Don’t open your Apple Watch Ultra

The Apple Watch Ultra is just starting to get into customers’ hands, and unlike previous Apple Watches, it has four visible screw heads on the bottom of the device. I like to take a look inside my tech, whether I want to add a thermal pad to an M2 MacBook Air to improve performance or just to see what’s inside that makes the tech work. The moment I saw the screws on the bottom of the Apple Watch Ultra, I knew I wanted to take a peak inside. But I probably shouldn’t have…

The bottom of the Apple Watch has four P5 pentalobe screws. They’re the same kind of screws that hold the bottom of the MacBook, and while they’re not as common as a Philips or flathead screwdriver, pentalobe screwdrivers aren’t uncommon either. After I took the four screws out, the first complication occurred – there is a very small o-ring around each screw. These are undoubtedly part of the extreme waterproof ratings of Apple’s high-end smartwatch. When I went to screw the first four screws back in, it proved almost impossible to tighten them without the o-ring partially slipping out of place.

Nevertheless, I continued, at this point well aware that some of the watch’s water resistance might be compromised. With these screws out, the only way to proceed was to use a spudger and thin shims to separate the ceramic back of the watch from the titanium case. It was well sealed, and the moment it pulled away, the thin waterproofing was destroyed. Additionally, there are two thin ribbon cables that connect the back of the watch and all of its health sensors to the battery, display, processor, and body of the watch. I had to be careful while separating the two to avoid damaging the cables.

Open the Apple Watch Ultra

Removing the back panel didn’t reveal too much of the interior. There was a large black component with an Apple logo, but the two buttons used to release the Apple Watch bands came off and three of the four springs disappeared into the abyss of my carpet.

With the back panel of the watch removed, there wasn’t any kind of immediate failure from the watch, but it understandably failed to connect to my phone. There were three more screws – this time tri-wing – and small metal plates holding the black component down, but when I removed them and started to lift it, it became clear that it was a bit too much of a task. There appeared to be several ribbon cables connected to the other side of it, and from the back of the watch there didn’t appear to be a good way to disconnect them. Getting to them probably involves removing the display by softening the adhesive and then using an opening pick to separate it. This was how you could access the internals on previous Apple Watches, but the seam on the screen on the Ultra didn’t seem to have a good way to open it, which I was sure I could do without cracking the screen. The display on the Apple Watch Ultra is sapphire, which, while more scratch-resistant, is potentially more prone to cracking. That’s probably part of the reason why Apple extended the metal body of the watch up around the flat sides of the screen.

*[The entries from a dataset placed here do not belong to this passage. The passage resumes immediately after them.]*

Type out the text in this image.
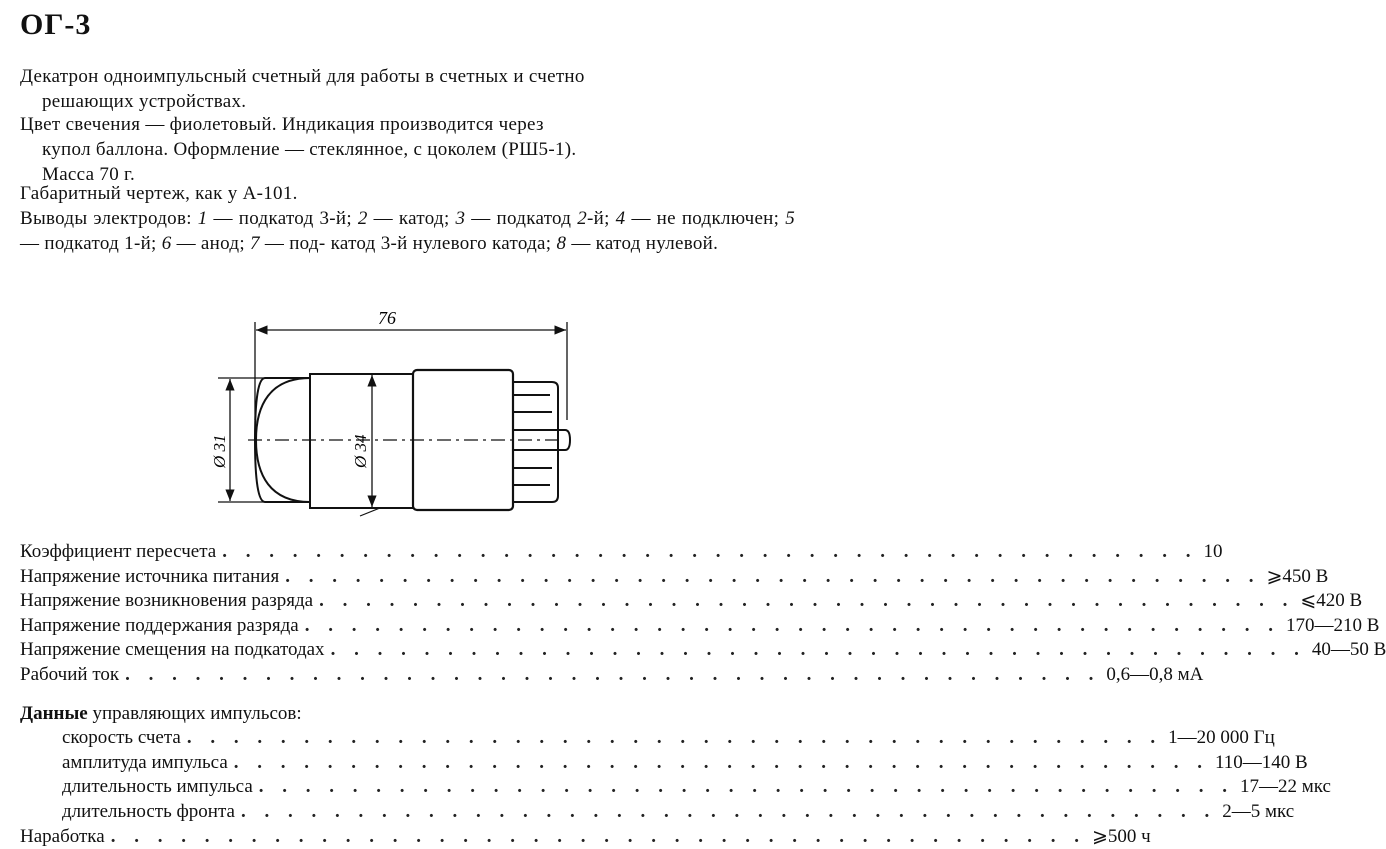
ОГ-3
Декатрон одноимпульсный счетный для работы в счетных и счетно
решающих устройствах.
Цвет свечения — фиолетовый. Индикация производится через
купол баллона. Оформление — стеклянное, с цоколем (РШ5-1).
Масса 70 г.
Габаритный чертеж, как у А-101.
Выводы электродов: 1 — подкатод 3-й; 2 — катод; 3 — подкатод 2-й; 4 — не подключен; 5 — подкатод 1-й; 6 — анод; 7 — под- катод 3-й нулевого катода; 8 — катод нулевой.
76
Ø 31	Ø 34
Коэффициент пересчета . . . . . . . . . . . . . . . . . . . . . . . . . . . . . . . . . . . . . . . . . . 10
Напряжение источника питания . . . . . . . . . . . . . . . . . . . . . . . . . . . . . . . . . . . . . . . . . . ⩾450 В
Напряжение возникновения разряда . . . . . . . . . . . . . . . . . . . . . . . . . . . . . . . . . . . . . . . . . . ⩽420 В
Напряжение поддержания разряда . . . . . . . . . . . . . . . . . . . . . . . . . . . . . . . . . . . . . . . . . . 170—210 В
Напряжение смещения на подкатодах . . . . . . . . . . . . . . . . . . . . . . . . . . . . . . . . . . . . . . . . . . 40—50 В
Рабочий ток . . . . . . . . . . . . . . . . . . . . . . . . . . . . . . . . . . . . . . . . . . 0,6—0,8 мА
Данные управляющих импульсов:
скорость счета . . . . . . . . . . . . . . . . . . . . . . . . . . . . . . . . . . . . . . . . . . 1—20 000 Гц
амплитуда импульса . . . . . . . . . . . . . . . . . . . . . . . . . . . . . . . . . . . . . . . . . . 110—140 В
длительность импульса . . . . . . . . . . . . . . . . . . . . . . . . . . . . . . . . . . . . . . . . . . 17—22 мкс
длительность фронта . . . . . . . . . . . . . . . . . . . . . . . . . . . . . . . . . . . . . . . . . . 2—5 мкс
Наработка . . . . . . . . . . . . . . . . . . . . . . . . . . . . . . . . . . . . . . . . . . ⩾500 ч
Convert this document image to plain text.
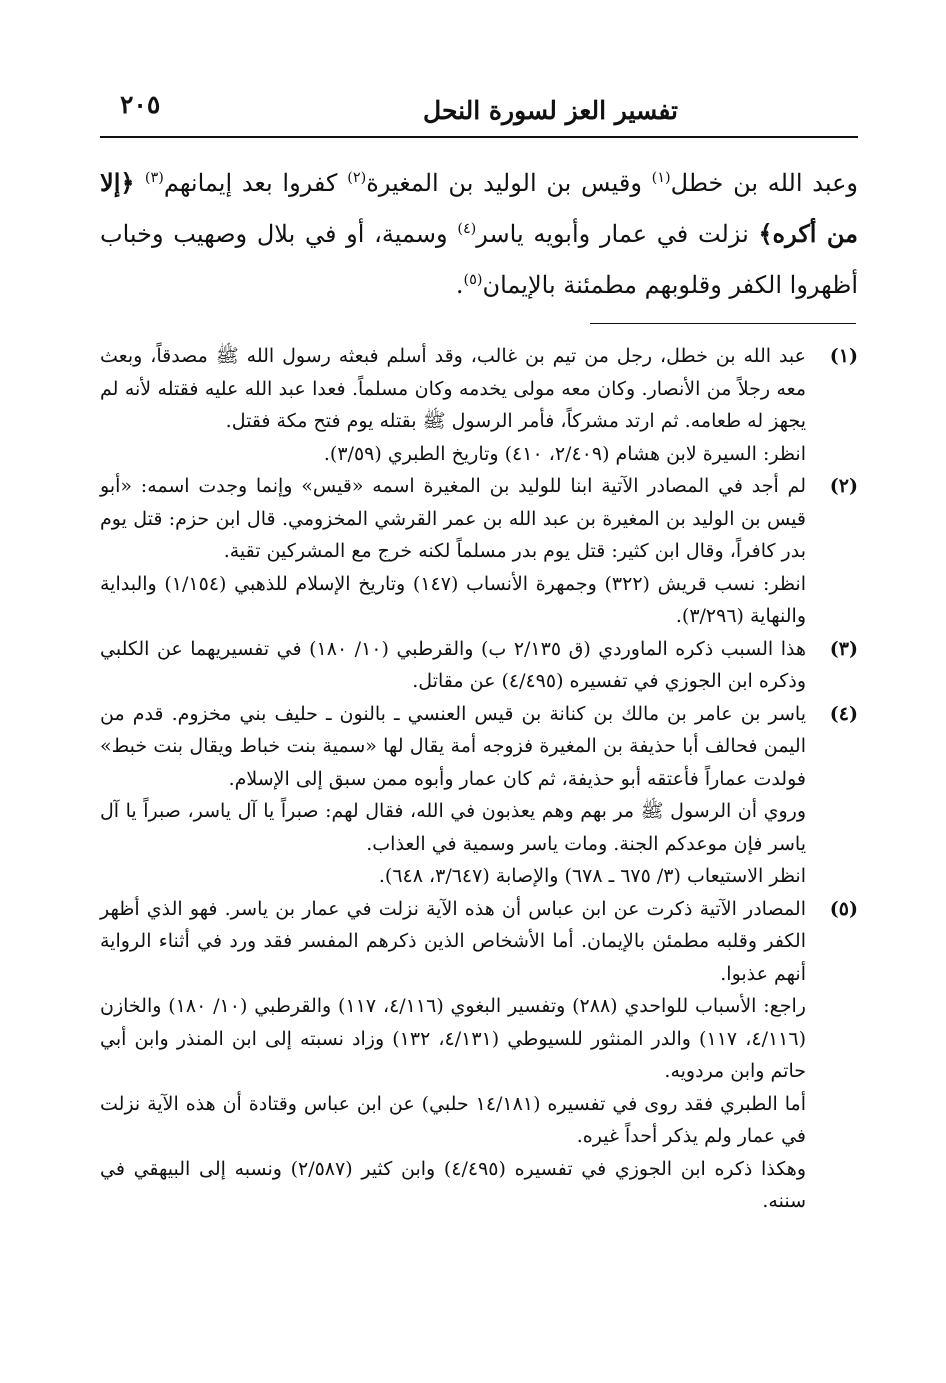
تفسير العز لسورة النحل
٢٠٥
وعبد الله بن خطل$^{(١)}$ وقيس بن الوليد بن المغيرة$^{(٢)}$ كفروا بعد إيمانهم$^{(٣)}$ ﴿إلا من أكره﴾ نزلت في عمار وأبويه ياسر$^{(٤)}$ وسمية، أو في بلال وصهيب وخباب أظهروا الكفر وقلوبهم مطمئنة بالإيمان$^{(٥)}$.
(١)

عبد الله بن خطل، رجل من تيم بن غالب، وقد أسلم فبعثه رسول الله ﷺ مصدقاً، وبعث معه رجلاً من الأنصار. وكان معه مولى يخدمه وكان مسلماً. فعدا عبد الله عليه فقتله لأنه لم يجهز له طعامه. ثم ارتد مشركاً، فأمر الرسول ﷺ بقتله يوم فتح مكة فقتل.

انظر: السيرة لابن هشام (٢/٤٠٩، ٤١٠) وتاريخ الطبري (٣/٥٩).

(٢)

لم أجد في المصادر الآتية ابنا للوليد بن المغيرة اسمه «قيس» وإنما وجدت اسمه: «أبو قيس بن الوليد بن المغيرة بن عبد الله بن عمر القرشي المخزومي. قال ابن حزم: قتل يوم بدر كافراً، وقال ابن كثير: قتل يوم بدر مسلماً لكنه خرج مع المشركين تقية.

انظر: نسب قريش (٣٢٢) وجمهرة الأنساب (١٤٧) وتاريخ الإسلام للذهبي (١/١٥٤) والبداية والنهاية (٣/٢٩٦).

(٣)

هذا السبب ذكره الماوردي (ق ٢/١٣٥ ب) والقرطبي (١٠/ ١٨٠) في تفسيريهما عن الكلبي وذكره ابن الجوزي في تفسيره (٤/٤٩٥) عن مقاتل.

(٤)

ياسر بن عامر بن مالك بن كنانة بن قيس العنسي ـ بالنون ـ حليف بني مخزوم. قدم من اليمن فحالف أبا حذيفة بن المغيرة فزوجه أمة يقال لها «سمية بنت خباط ويقال بنت خبط» فولدت عماراً فأعتقه أبو حذيفة، ثم كان عمار وأبوه ممن سبق إلى الإسلام.

وروي أن الرسول ﷺ مر بهم وهم يعذبون في الله، فقال لهم: صبراً يا آل ياسر، صبراً يا آل ياسر فإن موعدكم الجنة. ومات ياسر وسمية في العذاب.

انظر الاستيعاب (٣/ ٦٧٥ ـ ٦٧٨) والإصابة (٣/٦٤٧، ٦٤٨).

(٥)

المصادر الآتية ذكرت عن ابن عباس أن هذه الآية نزلت في عمار بن ياسر. فهو الذي أظهر الكفر وقلبه مطمئن بالإيمان. أما الأشخاص الذين ذكرهم المفسر فقد ورد في أثناء الرواية أنهم عذبوا.

راجع: الأسباب للواحدي (٢٨٨) وتفسير البغوي (٤/١١٦، ١١٧) والقرطبي (١٠/ ١٨٠) والخازن (٤/١١٦، ١١٧) والدر المنثور للسيوطي (٤/١٣١، ١٣٢) وزاد نسبته إلى ابن المنذر وابن أبي حاتم وابن مردويه.

أما الطبري فقد روى في تفسيره (١٤/١٨١ حلبي) عن ابن عباس وقتادة أن هذه الآية نزلت في عمار ولم يذكر أحداً غيره.

وهكذا ذكره ابن الجوزي في تفسيره (٤/٤٩٥) وابن كثير (٢/٥٨٧) ونسبه إلى البيهقي في سننه.
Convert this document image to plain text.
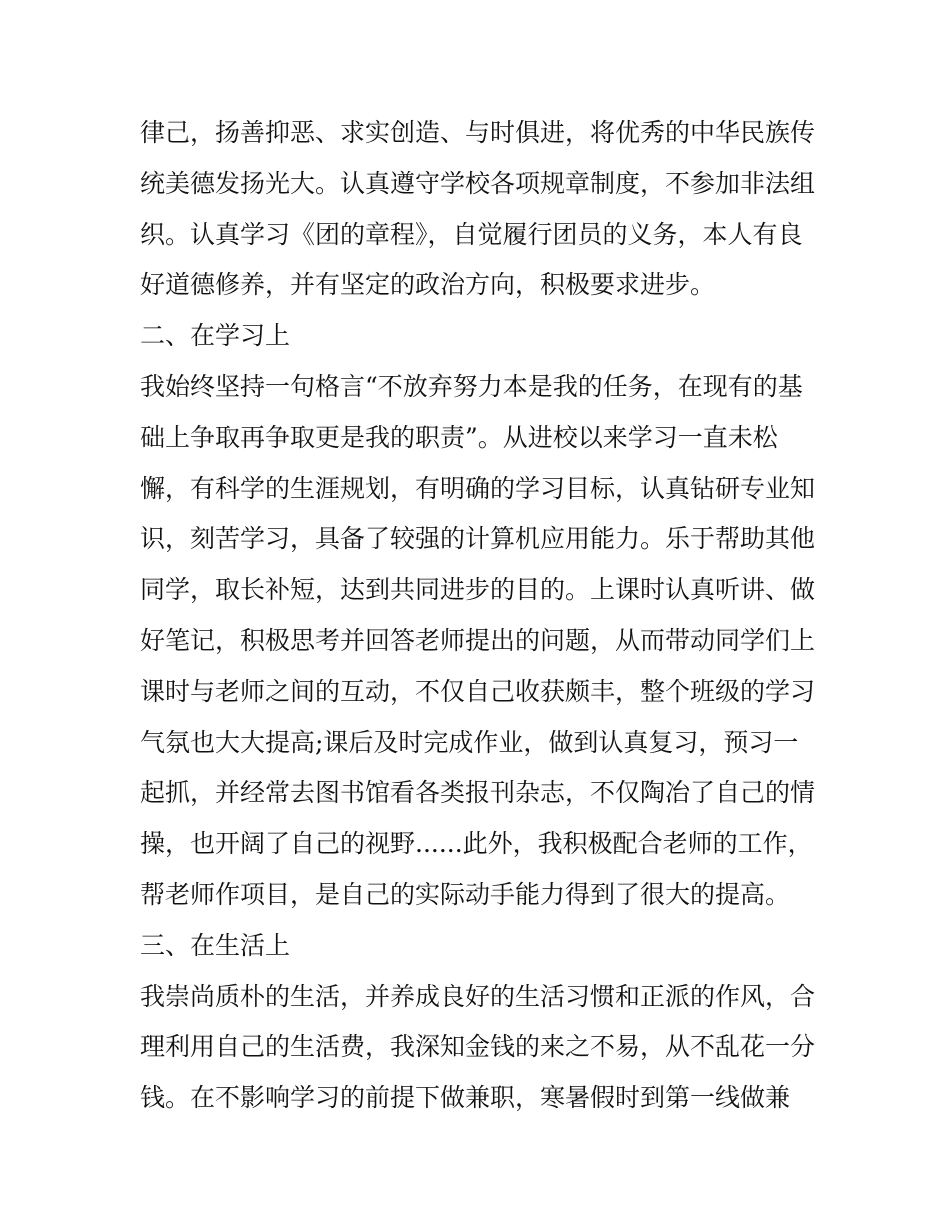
律己，扬善抑恶、求实创造、与时俱进，将优秀的中华民族传
统美德发扬光大。认真遵守学校各项规章制度，不参加非法组
织。认真学习《团的章程》，自觉履行团员的义务，本人有良
好道德修养，并有坚定的政治方向，积极要求进步。
二、在学习上
我始终坚持一句格言“不放弃努力本是我的任务，在现有的基
础上争取再争取更是我的职责”。从进校以来学习一直未松
懈，有科学的生涯规划，有明确的学习目标，认真钻研专业知
识，刻苦学习，具备了较强的计算机应用能力。乐于帮助其他
同学，取长补短，达到共同进步的目的。上课时认真听讲、做
好笔记，积极思考并回答老师提出的问题，从而带动同学们上
课时与老师之间的互动，不仅自己收获颇丰，整个班级的学习
气氛也大大提高;课后及时完成作业，做到认真复习，预习一
起抓，并经常去图书馆看各类报刊杂志，不仅陶冶了自己的情
操，也开阔了自己的视野......此外，我积极配合老师的工作，
帮老师作项目，是自己的实际动手能力得到了很大的提高。
三、在生活上
我崇尚质朴的生活，并养成良好的生活习惯和正派的作风，合
理利用自己的生活费，我深知金钱的来之不易，从不乱花一分
钱。在不影响学习的前提下做兼职，寒暑假时到第一线做兼
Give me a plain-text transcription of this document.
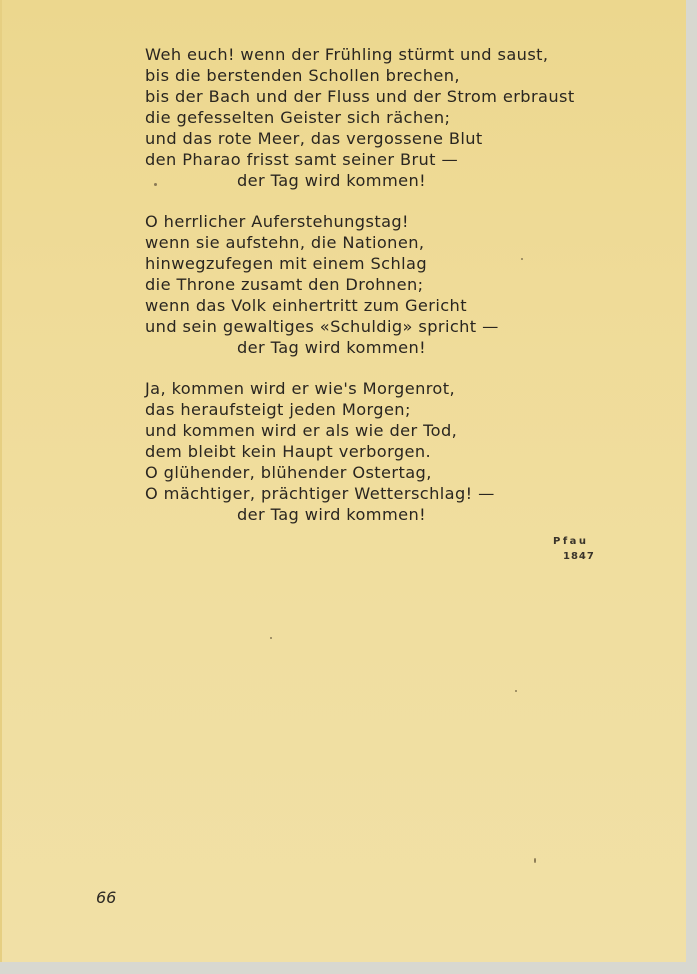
Weh euch! wenn der Frühling stürmt und saust,
bis die berstenden Schollen brechen,
bis der Bach und der Fluss und der Strom erbraust
die gefesselten Geister sich rächen;
und das rote Meer, das vergossene Blut
den Pharao frisst samt seiner Brut —
der Tag wird kommen!
O herrlicher Auferstehungstag!
wenn sie aufstehn, die Nationen,
hinwegzufegen mit einem Schlag
die Throne zusamt den Drohnen;
wenn das Volk einhertritt zum Gericht
und sein gewaltiges «Schuldig» spricht —
der Tag wird kommen!
Ja, kommen wird er wie's Morgenrot,
das heraufsteigt jeden Morgen;
und kommen wird er als wie der Tod,
dem bleibt kein Haupt verborgen.
O glühender, blühender Ostertag,
O mächtiger, prächtiger Wetterschlag! —
der Tag wird kommen!
Pfau
1847
66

At that point I put everything together as best I could. Reattaching the two ribbon cables connected to the bottom of the unit proved rather difficult. The buttons to remove the watch band, now missing some small springs, rattle with the haptics of the watch. And the little rubber o-rings around the screw stick out a bit. With the o-rings out of place and the adhesive seal broken, the waterproofing of the watch is certainly nowhere near its factory standards. I certainly wouldn’t go diving at this point.

No doubt we’ll be seeing a more complete teardown of the watch from the folks at iFixit in the coming days. They will definitely venture further into the Apple Watch Ultra than I did. I’m sure someone more skilled than me could do a better job of taking the watch apart and putting it back together without as much damage to the waterproofing, but alas. I’d definitely recommend waiting for their guide to feed your curiosity, rather than disassembling your own watch, or you could be left with a non-waterproof (or worse, a broken) version of Apple’s most durable smartwatch clock to date.